Texte intégral
M. le président.
Nous en avons terminé avec les interventions des porte-parole des groupes. La parole est à Mme la ministre déléguée chargée de la citoyenneté.
Mme Marlène Schiappa, ministre déléguée chargée de la citoyenneté.
Les crédits de la mission Immigration, asile et intégration sont placés au service d'une politique migratoire que nous voulons maîtrisée et équilibrée. Cet équilibre repose à la fois sur l'humanité et sur la clarté : l'humanité dans l'accueil et l'intégration des réfugiés et des étrangers admis à séjourner en France ; mais aussi la clarté vis-à-vis de ceux qui entrent irrégulièrement sur le territoire national, qui s'y maintiennent sans droit ni titre ou qui, condamnés, se montrent indignes de la confiance que la République avait placée en eux en les accueillant.
Parce que les questions d'immigration, d'asile et d'intégration constituent une des priorités du ministère de l'intérieur, le projet de loi de finances pour 2022 autorise une augmentation des crédits de 58,4 millions d'euros par rapport à la loi de finances initiales pour 2021. Ces crédits sont complétés par 16 millions d'euros en crédits de paiement au titre du plan de relance, portant les crédits pour 2022 à 1,92 milliard d'euros, en hausse de près de 4% par rapport à la loi de finances initiale pour 2021. Cet effort budgétaire important vise à nous donner les moyens d'agir plus et mieux à travers les deux programmes de la mission : Immigration et asile – programme 303 – et Intégration et accès à la nationalité française – programme 104.
Le programme Immigration et asile , tout d'abord, illustre la volonté résolue du Gouvernement de mieux accueillir mais aussi de mieux lutter contre l'immigration irrégulière.

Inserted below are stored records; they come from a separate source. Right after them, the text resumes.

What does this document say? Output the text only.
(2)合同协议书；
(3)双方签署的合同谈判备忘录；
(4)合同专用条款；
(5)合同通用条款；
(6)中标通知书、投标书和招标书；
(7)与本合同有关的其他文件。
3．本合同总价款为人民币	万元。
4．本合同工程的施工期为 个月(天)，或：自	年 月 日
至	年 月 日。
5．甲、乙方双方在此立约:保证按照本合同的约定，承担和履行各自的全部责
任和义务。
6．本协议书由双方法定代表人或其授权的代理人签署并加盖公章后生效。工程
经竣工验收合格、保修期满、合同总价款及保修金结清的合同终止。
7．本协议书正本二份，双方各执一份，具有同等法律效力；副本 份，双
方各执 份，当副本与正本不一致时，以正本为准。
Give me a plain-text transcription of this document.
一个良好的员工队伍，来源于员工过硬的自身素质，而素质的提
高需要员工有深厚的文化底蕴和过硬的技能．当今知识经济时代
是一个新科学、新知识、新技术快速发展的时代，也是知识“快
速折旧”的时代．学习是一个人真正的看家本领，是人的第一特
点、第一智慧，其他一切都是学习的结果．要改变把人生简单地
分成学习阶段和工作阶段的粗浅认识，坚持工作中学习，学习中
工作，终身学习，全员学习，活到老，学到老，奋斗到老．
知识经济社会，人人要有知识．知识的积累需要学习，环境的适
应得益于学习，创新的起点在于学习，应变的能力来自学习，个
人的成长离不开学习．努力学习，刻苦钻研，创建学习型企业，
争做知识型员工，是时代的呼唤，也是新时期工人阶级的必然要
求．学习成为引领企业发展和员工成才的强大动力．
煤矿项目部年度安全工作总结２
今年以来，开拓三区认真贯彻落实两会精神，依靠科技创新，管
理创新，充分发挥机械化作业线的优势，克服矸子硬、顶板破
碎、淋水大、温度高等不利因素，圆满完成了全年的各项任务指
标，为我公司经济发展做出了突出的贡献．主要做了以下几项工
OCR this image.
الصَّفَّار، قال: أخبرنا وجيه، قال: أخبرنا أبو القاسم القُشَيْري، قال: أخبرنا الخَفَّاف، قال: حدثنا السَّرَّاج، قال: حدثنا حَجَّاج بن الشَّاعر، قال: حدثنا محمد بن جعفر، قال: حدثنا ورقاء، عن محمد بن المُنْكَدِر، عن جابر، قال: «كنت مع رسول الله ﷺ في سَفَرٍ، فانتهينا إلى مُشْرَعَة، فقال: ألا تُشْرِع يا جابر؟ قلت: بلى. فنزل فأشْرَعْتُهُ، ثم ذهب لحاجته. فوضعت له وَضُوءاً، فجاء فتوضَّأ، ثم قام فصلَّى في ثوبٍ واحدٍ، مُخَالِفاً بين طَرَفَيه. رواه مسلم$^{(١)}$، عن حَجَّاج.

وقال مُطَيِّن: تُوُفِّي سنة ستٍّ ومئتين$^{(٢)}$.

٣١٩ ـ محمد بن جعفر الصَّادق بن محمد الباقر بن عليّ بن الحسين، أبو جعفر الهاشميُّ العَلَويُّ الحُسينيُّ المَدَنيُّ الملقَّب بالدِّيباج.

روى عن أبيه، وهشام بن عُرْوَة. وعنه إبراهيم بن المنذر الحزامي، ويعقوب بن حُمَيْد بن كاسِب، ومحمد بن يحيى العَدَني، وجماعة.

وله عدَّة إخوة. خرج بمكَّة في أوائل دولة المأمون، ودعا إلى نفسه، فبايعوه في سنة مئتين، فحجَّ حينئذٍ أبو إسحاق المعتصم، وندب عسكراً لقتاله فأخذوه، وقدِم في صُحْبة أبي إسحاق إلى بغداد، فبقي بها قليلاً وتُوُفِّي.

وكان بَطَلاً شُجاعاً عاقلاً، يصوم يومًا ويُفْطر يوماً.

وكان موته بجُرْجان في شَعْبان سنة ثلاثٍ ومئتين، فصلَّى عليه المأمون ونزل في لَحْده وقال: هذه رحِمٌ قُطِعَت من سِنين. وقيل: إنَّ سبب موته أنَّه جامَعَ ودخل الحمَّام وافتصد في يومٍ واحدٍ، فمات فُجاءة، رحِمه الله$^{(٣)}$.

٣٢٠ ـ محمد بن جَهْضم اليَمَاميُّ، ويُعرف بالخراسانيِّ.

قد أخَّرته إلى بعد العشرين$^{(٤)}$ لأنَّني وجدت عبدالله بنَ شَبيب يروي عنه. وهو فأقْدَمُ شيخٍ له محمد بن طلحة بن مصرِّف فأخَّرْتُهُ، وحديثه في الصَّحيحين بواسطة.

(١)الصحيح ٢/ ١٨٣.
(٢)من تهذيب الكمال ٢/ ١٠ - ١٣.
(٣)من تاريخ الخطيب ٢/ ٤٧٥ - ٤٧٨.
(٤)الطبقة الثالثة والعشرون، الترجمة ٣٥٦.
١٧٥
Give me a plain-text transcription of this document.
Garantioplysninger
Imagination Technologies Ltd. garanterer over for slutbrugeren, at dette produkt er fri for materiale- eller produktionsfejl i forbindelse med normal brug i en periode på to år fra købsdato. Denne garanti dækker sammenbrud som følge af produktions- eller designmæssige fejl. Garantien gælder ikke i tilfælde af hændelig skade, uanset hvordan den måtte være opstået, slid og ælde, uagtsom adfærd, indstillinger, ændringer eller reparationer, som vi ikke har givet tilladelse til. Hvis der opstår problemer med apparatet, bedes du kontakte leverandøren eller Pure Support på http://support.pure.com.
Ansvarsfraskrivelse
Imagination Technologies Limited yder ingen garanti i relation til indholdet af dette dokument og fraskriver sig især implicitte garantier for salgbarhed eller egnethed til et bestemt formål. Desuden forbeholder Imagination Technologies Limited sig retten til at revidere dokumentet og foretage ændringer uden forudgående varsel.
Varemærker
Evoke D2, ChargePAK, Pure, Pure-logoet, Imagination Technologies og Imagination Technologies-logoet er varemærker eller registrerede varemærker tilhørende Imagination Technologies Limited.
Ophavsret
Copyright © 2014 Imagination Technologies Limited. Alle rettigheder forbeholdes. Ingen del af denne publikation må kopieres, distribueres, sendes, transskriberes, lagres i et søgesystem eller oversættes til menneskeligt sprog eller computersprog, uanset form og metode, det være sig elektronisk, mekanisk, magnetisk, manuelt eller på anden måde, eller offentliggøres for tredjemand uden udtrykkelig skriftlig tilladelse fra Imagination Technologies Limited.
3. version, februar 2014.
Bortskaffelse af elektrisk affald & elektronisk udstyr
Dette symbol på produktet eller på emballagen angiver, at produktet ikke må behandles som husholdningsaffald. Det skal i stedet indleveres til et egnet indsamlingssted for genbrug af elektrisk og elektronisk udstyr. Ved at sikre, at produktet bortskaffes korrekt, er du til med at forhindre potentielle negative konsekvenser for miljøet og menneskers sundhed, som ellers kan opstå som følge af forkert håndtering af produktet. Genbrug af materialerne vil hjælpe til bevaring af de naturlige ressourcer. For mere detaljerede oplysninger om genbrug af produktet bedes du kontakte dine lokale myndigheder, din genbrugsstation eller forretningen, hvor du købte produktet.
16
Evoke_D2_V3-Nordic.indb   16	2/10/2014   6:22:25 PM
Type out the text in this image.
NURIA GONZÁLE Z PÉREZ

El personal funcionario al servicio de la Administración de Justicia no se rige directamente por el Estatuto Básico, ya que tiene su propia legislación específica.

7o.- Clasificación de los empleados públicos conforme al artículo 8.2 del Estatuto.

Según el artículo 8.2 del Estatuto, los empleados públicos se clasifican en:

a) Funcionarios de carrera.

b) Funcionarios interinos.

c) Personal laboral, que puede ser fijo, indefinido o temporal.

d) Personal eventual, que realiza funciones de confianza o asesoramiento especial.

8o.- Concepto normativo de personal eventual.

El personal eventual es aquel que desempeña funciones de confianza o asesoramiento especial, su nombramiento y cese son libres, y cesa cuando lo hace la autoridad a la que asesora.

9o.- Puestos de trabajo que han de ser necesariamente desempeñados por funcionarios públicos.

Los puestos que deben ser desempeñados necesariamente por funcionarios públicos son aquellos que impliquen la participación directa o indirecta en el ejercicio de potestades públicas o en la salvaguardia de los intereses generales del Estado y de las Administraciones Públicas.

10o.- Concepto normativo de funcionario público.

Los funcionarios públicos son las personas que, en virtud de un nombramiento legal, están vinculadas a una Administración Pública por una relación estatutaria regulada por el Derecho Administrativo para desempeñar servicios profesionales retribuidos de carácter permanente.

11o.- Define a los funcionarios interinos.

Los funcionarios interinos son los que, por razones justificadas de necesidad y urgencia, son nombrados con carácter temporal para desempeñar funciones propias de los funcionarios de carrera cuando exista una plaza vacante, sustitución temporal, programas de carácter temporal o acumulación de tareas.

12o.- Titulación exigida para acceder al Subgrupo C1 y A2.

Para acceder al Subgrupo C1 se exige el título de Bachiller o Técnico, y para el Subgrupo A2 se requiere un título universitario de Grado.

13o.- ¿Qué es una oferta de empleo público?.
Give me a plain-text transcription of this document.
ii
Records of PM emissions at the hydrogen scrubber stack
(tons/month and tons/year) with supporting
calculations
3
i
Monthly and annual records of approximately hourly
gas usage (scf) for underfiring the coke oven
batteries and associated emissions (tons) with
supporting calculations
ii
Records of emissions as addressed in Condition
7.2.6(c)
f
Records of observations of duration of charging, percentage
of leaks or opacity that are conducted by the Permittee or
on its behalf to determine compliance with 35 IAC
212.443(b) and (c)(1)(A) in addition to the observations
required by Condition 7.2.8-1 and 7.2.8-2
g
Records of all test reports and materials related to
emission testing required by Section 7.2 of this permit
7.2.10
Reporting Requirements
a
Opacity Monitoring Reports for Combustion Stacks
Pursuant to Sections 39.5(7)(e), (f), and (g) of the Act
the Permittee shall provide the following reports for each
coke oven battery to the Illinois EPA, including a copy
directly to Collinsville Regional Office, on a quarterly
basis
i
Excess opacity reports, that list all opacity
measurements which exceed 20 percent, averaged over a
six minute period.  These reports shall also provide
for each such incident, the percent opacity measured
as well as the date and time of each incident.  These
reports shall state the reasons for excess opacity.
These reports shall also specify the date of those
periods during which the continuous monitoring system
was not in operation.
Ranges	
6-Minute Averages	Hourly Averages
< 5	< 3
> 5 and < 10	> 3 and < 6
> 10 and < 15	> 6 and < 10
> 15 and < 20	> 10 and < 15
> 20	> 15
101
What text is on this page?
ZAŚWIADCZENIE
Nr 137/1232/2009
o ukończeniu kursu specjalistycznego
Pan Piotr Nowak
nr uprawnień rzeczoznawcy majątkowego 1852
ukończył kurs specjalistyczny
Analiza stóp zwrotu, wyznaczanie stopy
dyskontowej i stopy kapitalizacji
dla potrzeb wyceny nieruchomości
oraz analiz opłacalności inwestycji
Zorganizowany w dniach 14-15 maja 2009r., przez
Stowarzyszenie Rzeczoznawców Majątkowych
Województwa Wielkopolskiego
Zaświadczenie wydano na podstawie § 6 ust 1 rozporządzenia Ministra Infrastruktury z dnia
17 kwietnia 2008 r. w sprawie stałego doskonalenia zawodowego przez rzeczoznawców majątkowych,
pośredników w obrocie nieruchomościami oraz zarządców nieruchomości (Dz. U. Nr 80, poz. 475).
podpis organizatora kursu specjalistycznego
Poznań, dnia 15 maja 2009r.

L'investissement immobilier dans les CRA témoigne de la volonté résolue du Gouvernement d'éloigner les personnes qui n'ont pas vocation à rester sur le territoire national. Ce sont 143,9 millions d'euros qui sont inscrits au PLF pour 2022, soit une hausse de 12,5%, principalement pour l'investissement des CRA et les coûts de fonctionnement liés à l'ouverture de nouvelles places de CRA. L'armement des CRA existants et futurs pourra en outre être réduit grâce à l'externalisation des fonctions dites non régaliennes exercées jusqu'à aujourd'hui par les fonctionnaires actifs au sein des CRA. À ce stade, il est prévu d'externaliser la conduite de véhicule pour escortes, la gestion des visiteurs, le gardiennage des abords, la sécurité incendie et la bagagerie. Cela permettra à terme, soit après 2023, un gain d'effectifs de l'ordre de 140 policiers.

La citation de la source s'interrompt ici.